Again, that lazy-recursive pattern. And now we can very easily implement converting an array into a stream:

var fromArray = function(ar) {
    return range(0, ar.length).map(function(i) {
        return ar[i];
    });
}

How about concat? Well, this has a slight wrinkle in that if the argument is a function, I treat it as a lazy way to get the second sequence:

empty.concat = function(other) {
    function next(item) {
        return item === empty
            ? (typeof other === 'function' ? other() : other)
            : create(item.value, function() { return next(item.next()); });
    }
    return next(this);
};

And with concat we can easily implement the holy grail of methods, bind (known as SelectMany in Linq and flatMap in Scala):

empty.bind = function(bindFunc) {
    var self = this;
    return self === empty ? empty : bindFunc(self.value).concat(function() {
        return self.next().bind(bindFunc);
    });
};

Think that one through – it’s a mind-bender. The bindFunc returns a sub-stream for each item in the outer stream, and we join them all together.

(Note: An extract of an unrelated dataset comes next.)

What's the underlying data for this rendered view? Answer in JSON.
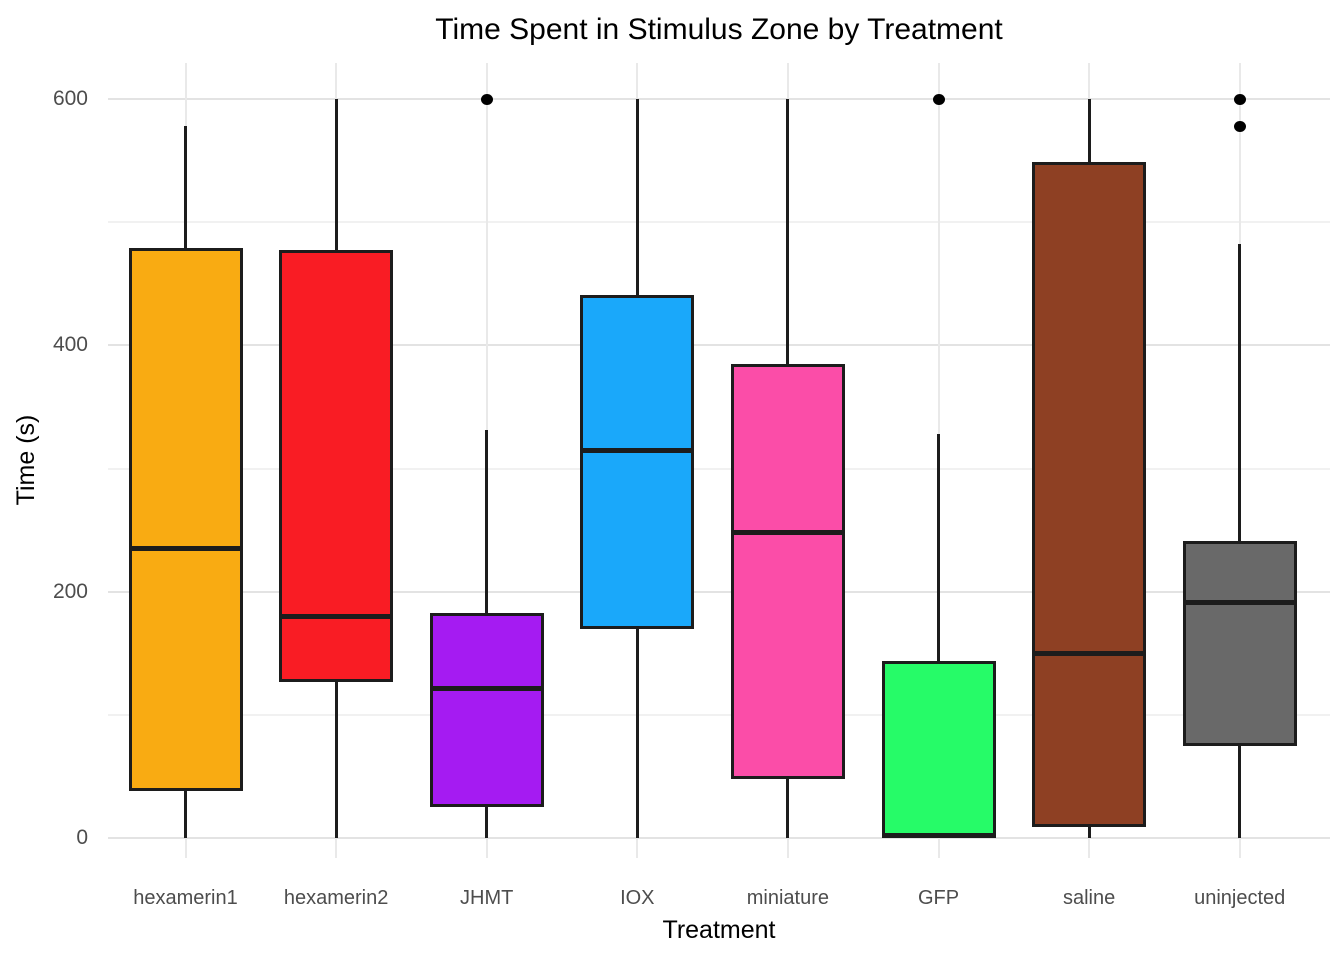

So:

assertEqual(

    // ordinary array of numbers
    [1, 2, 3, 4, 5, 6, 7, 8, 9],

    // making that same array in an interesting way
    Stream.fromArray(
        [[1, 2, 3], [4], [5, 6], [], [7], [], [], [8, 9]]
    ).bind(function(ar) {
        return Stream.fromArray(ar);
    }).toArray()

);

Anyway, I wrote my rich text layout engine using this stream foundation, and (as I like to do with these things) I set up an animation loop and watched it repeatedly carry out the entire word-break and line-wrap process from scratch in every frame, to see what frame rate I could get. Sadly, according to the browsers’ profilers, the runtime was spending a LOT of time creating and throwing away temporary objects, collecting garbage and all the other housekeeping tasks that I’d set for it just so I could use this cool stream concept. Interestingly, in terms of this raw crunching through objects, IE 10 was faster than Chrome 30. But I know that by using a simpler basic abstraction it would be much faster in both browsers.

How do I know? Well, because I found that I could speed up my program very easily by caching the stream of words in an ordinary array. And guess what… I could just use arrays in the first place. I am only scanning forward through streams and I definitely want to cache all my intermediate results. So I may as well just build arrays. (Even though I haven’t started the rewrite yet, I know it will be way faster because of what the profilers told me).

So, for now, we say: fair well streams, we hardly knew ye.